If that's the motivation for having it be an SI, that raises the question of why does the FAA feel they need to have annual reports for this, but not for so many other conditions that pilots report being diagnosed and treated? It sounds like this is not some new, experimental treatment.
See other string, Richard. You would not believe the list of other conditions that are now covered by SI. This was the last demand of then House Aviation subcmte Chairman Oberstar, written into the LAST budget of the United States, 2009.

My Opinion: This condition needs CACI'd. We requested that in 2012.

The certification should be for full term of the certificate but no shorter than one year, like the rest of CACI.
 
See other string, Richard. You would not believe the list of other conditions that are now covered by SI. This was the last demand of then House Aviation subcmte Chairman Oberstar, written into the LAST budget of the United States, 2009.

My Opinion: This condition needs CACI'd. We requested that in 2012.

The certification should be for full term of the certificate but no shorter than one year, like the rest of CACI.

I fully agree that this needs to be under CACI....
 
Jim, the devil is in the details. I just wrote Dr. Tilton a page long missive, but I'm not going to publish it here.

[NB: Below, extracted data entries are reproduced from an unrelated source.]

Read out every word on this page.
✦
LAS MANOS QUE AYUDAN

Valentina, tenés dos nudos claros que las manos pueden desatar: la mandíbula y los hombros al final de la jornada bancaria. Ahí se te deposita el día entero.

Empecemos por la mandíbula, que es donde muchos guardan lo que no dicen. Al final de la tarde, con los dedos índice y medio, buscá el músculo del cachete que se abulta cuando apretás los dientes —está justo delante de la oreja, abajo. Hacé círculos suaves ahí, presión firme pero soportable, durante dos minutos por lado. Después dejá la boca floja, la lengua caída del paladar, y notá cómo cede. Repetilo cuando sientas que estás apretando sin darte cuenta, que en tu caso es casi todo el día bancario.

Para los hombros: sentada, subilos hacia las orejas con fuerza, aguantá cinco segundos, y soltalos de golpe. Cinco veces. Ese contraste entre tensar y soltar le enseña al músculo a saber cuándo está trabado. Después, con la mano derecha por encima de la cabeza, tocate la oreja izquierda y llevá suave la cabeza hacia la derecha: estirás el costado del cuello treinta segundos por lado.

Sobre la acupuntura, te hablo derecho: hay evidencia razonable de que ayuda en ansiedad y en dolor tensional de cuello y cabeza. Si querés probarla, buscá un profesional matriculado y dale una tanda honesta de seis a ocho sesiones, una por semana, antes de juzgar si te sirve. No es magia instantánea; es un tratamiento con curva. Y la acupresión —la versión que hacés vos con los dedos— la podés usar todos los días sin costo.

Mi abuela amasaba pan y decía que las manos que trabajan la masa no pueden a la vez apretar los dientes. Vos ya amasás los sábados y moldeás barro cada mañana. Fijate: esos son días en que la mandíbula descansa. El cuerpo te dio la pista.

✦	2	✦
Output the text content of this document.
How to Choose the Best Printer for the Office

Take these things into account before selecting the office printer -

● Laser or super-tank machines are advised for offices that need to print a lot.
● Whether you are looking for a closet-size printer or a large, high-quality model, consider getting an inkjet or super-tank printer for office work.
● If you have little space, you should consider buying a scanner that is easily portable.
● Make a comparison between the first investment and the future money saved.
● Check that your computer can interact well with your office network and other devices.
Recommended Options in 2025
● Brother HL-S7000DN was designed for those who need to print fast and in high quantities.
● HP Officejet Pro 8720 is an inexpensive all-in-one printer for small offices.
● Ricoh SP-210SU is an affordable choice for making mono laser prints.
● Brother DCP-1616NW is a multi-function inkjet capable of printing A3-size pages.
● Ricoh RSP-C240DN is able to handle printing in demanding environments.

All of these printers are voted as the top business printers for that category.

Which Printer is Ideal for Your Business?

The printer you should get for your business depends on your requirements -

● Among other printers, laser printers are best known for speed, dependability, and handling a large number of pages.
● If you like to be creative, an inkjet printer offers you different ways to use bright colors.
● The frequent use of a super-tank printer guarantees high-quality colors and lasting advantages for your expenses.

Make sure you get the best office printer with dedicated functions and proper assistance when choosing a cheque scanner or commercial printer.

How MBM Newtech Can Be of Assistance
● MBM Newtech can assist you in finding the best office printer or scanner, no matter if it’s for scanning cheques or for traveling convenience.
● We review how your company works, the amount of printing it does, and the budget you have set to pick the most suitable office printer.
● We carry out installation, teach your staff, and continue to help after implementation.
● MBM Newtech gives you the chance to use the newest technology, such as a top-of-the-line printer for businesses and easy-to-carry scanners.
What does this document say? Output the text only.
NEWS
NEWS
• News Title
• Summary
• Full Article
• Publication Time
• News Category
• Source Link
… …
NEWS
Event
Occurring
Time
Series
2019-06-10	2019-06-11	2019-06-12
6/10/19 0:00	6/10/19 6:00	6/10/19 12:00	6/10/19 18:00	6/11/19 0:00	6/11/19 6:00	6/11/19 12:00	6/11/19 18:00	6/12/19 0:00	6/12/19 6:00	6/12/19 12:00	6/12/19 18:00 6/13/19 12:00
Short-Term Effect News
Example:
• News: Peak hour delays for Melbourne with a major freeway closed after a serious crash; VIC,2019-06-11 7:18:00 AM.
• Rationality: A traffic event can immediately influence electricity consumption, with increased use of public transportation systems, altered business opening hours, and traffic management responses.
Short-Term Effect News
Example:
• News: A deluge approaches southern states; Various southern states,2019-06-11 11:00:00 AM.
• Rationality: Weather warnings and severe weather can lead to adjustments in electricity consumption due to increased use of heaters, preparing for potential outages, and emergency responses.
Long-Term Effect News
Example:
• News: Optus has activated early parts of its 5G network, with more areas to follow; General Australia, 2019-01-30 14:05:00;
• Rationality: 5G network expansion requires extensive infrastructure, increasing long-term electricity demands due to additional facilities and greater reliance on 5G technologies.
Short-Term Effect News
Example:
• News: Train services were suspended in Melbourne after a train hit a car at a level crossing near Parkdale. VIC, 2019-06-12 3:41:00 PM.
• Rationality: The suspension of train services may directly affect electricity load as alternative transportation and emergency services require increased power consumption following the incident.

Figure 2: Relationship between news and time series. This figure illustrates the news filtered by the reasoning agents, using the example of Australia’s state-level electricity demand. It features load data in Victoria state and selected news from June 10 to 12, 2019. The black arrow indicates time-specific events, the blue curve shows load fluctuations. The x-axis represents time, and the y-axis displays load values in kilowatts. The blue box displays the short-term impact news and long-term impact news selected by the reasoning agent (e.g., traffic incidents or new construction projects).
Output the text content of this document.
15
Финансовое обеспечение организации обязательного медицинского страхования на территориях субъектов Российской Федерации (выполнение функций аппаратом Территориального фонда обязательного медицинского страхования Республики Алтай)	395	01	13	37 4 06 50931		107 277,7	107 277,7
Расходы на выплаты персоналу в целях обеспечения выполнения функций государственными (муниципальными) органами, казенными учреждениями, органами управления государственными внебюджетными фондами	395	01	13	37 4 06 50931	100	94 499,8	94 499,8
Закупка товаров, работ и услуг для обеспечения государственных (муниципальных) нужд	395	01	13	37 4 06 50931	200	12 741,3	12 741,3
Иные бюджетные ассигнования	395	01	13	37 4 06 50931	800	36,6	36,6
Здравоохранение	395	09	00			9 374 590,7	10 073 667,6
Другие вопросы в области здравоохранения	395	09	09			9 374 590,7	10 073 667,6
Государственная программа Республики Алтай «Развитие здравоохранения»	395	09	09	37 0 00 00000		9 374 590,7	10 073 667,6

So have a few of the examiners from OKC.

We have a very DEFINITE "you might sink the ship with this" take on it, and "how to not sink the ship"

B
 
Maybe BMI over 40 period will now become the next target?
 
The science is too good to resist guys. It will occur. No congresscritter is going to say, "microsleep like on the Hudson line is okay". In fact single pilot operators are likely to bear the brunt as there is no backup.

We need to focus instead, and get out front, on keeping it cheap.

The current proposal (In house) requires a board certified sleep doc to sign off even on the overnight screening, can you say $$s.

This could be spec'd out and CACI'd, for heaven sake.
 
Could they require a wakefulness test instead, or would that be even more expensive?